Maybe it's the post-vacation thing--coming back to too much to do, keeping my head down, etc.? Anyway, I took a quick trip up to Logan to visit my college daughter, who is continuing the honorable if poorly remunerative tradition of the fam by majoring in the humanities--a Professional Writing major, and holding. We had a great time: saw three movies, ate out, tore it up retail-wise in Logan, and talked over the limitations and pleasures of a freshman year at a land-grant institution.

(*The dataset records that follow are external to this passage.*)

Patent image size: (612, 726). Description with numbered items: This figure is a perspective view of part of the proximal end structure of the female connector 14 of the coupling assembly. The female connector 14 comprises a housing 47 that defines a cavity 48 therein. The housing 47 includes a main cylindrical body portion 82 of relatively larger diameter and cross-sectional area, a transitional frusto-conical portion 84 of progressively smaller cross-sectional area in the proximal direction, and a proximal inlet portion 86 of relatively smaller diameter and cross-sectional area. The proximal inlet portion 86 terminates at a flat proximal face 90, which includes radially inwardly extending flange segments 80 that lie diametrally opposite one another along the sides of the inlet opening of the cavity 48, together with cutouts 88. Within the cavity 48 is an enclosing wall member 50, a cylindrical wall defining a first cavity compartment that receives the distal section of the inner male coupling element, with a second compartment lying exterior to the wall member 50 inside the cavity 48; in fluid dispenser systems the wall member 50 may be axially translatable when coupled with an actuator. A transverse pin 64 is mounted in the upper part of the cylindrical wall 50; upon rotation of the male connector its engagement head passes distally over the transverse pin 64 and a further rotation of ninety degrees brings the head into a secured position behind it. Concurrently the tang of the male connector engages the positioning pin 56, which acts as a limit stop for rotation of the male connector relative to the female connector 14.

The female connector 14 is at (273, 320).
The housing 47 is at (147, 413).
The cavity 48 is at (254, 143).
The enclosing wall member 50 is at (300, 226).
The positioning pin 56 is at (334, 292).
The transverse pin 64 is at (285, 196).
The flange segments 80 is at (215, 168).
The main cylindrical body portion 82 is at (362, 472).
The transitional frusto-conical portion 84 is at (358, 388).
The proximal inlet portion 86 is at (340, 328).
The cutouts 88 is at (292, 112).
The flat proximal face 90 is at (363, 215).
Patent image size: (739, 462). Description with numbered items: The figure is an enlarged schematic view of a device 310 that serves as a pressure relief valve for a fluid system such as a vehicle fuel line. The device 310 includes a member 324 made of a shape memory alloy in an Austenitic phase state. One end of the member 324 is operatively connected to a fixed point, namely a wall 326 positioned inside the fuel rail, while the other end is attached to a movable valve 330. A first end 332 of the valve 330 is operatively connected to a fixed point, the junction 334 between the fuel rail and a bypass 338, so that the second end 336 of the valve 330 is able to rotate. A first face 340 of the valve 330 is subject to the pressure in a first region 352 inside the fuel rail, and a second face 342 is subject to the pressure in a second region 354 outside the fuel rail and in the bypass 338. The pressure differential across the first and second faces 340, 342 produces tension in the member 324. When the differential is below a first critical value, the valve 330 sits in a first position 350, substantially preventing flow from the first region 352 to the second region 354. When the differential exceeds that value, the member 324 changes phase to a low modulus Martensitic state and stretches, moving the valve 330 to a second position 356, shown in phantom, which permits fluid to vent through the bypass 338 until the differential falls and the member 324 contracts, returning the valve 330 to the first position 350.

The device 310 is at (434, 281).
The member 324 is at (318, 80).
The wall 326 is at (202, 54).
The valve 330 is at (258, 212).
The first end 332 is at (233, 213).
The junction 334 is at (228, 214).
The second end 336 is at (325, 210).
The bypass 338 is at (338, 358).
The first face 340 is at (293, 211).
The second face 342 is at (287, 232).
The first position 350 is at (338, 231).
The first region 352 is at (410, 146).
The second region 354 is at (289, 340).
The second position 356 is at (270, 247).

This visit, I was struck by the Ag in Aggies, as it were. My first husband had big Logan roots, including an uncle who was the basketball coach at Utah State in the glory days-- by which I mean the days when Ainge played for BYU and Tom Chambers played for the U, and some good players I can't quite remember played for the Aggies. We used to go up there sometimes in the summer because it was a little cooler than down in the Salt Lake Valley, up to his grandmother's for Thanksgiving, and so on. I'm sure that Logan lifers would tell you Logan has changed a lot. But to me, it seems to have a certain eternal quality. Once you get out of Logan proper--and Logan proper isn't so big--it's all farms. Some ranches, too, but largely fields that, at this time of the year, are unplanted and gleaming with snow.
On my way into town, I thought briefly about taking little snaps to post here, the signifiers of hickville--"USU Experimental Animal Science Lab," where, what? they breed the [insert freak animal joke here]--but on my way out, I thought better of it, and here's why:
I got a little dirty-windshield action on these, but I think it kind of catches what Utah farming in a wintry mountain valley looks like--kind of beautiful.
In other weekend news, Sleepy E made it to SLC, and the historian and I got to break bread with him, Middlebrow, Dr. Write, and Son, and Otter Butt and her darling baby.
Completely enjoyable, if always a little weird, to meet a person with whom your only contact has been writing. Cheers to this emergent genre, the blog, that makes such events, their pleasures and oddnesses, possible.